Noelie on November 13, 2011 at 12:57 AM

Perhaps a reminder of the British system is in order: To become Prime Minister one must spend years in the party trenches, obeying those above you and arm twisting those below you. To get on the ballot, you are selected by your party and agree to abide by the edicts of the party. Votes are nearly always party-line, because if you don’t vote with your party, you are not on the ballot in the next election–that’s the party’s decision, not the voters’. Decisions are made at the highest levels of the party and the peons down below are merely the foot soldiers in the campaign.

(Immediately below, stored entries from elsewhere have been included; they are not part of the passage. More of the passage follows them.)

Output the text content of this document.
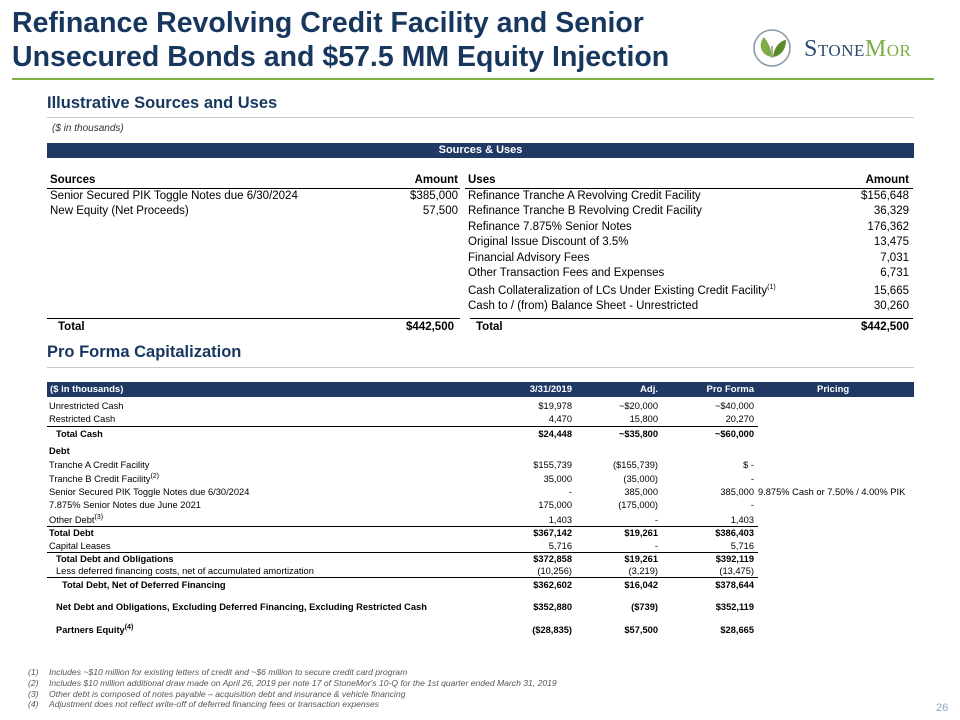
Refinance Revolving Credit Facility and Senior Unsecured Bonds and $57.5 MM Equity Injection	STONEMOR
Illustrative Sources and Uses
($ in thousands)
Sources & Uses
Sources	Amount
Senior Secured PIK Toggle Notes due 6/30/2024	$385,000
New Equity (Net Proceeds)	57,500
Uses	Amount
Refinance Tranche A Revolving Credit Facility	$156,648
Refinance Tranche B Revolving Credit Facility	36,329
Refinance 7.875% Senior Notes	176,362
Original Issue Discount of 3.5%	13,475
Financial Advisory Fees	7,031
Other Transaction Fees and Expenses	6,731
Cash Collateralization of LCs Under Existing Credit Facility$^{(1)}$	15,665
Cash to / (from) Balance Sheet - Unrestricted	30,260
Total	$442,500 Total	$442,500
Pro Forma Capitalization
($ in thousands)	3/31/2019	Adj.	Pro Forma	Pricing
Unrestricted Cash	$19,978	~$20,000	~$40,000
Restricted Cash	4,470	15,800	20,270
Total Cash	$24,448	~$35,800	~$60,000
Debt
Tranche A Credit Facility	$155,739	($155,739)	$ -
Tranche B Credit Facility$^{(2)}$	35,000	(35,000)	-
Senior Secured PIK Toggle Notes due 6/30/2024	-	385,000	385,000 9.875% Cash or 7.50% / 4.00% PIK
7.875% Senior Notes due June 2021	175,000	(175,000)	-
Other Debt$^{(3)}$	1,403	-	1,403
Total Debt	$367,142	$19,261	$386,403
Capital Leases	5,716	-	5,716
Total Debt and Obligations	$372,858	$19,261	$392,119
Less deferred financing costs, net of accumulated amortization	(10,256)	(3,219)	(13,475)
Total Debt, Net of Deferred Financing	$362,602	$16,042	$378,644
Net Debt and Obligations, Excluding Deferred Financing, Excluding Restricted Cash	$352,880	($739)	$352,119
Partners Equity$^{(4)}$	($28,835)	$57,500	$28,665
(1) Includes ~$10 million for existing letters of credit and ~$6 million to secure credit card program
(2) Includes $10 million additional draw made on April 26, 2019 per note 17 of StoneMor's 10-Q for the 1st quarter ended March 31, 2019
(3) Other debt is composed of notes payable – acquisition debt and insurance & vehicle financing
(4) Adjustment does not reflect write-off of deferred financing fees or transaction expenses	26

After years of cutting deals with those above you and cutting the throats of those below, you wind up with enough friends in the party to support your place in the leadership. Then, if you are lucky enough to be at the top when the electoral pendulum swings back to your party, you get to drive off to see the Queen.

I won’t say that our way is any more noble than this, but it isn’t any worse, either.

HakerA on November 13, 2011 at 12:07 PM

We fought a war, and won, to not have to listen to their drivel. Their opinion matters as much as the opinion from Canada’s subjects do. And that is, zilch.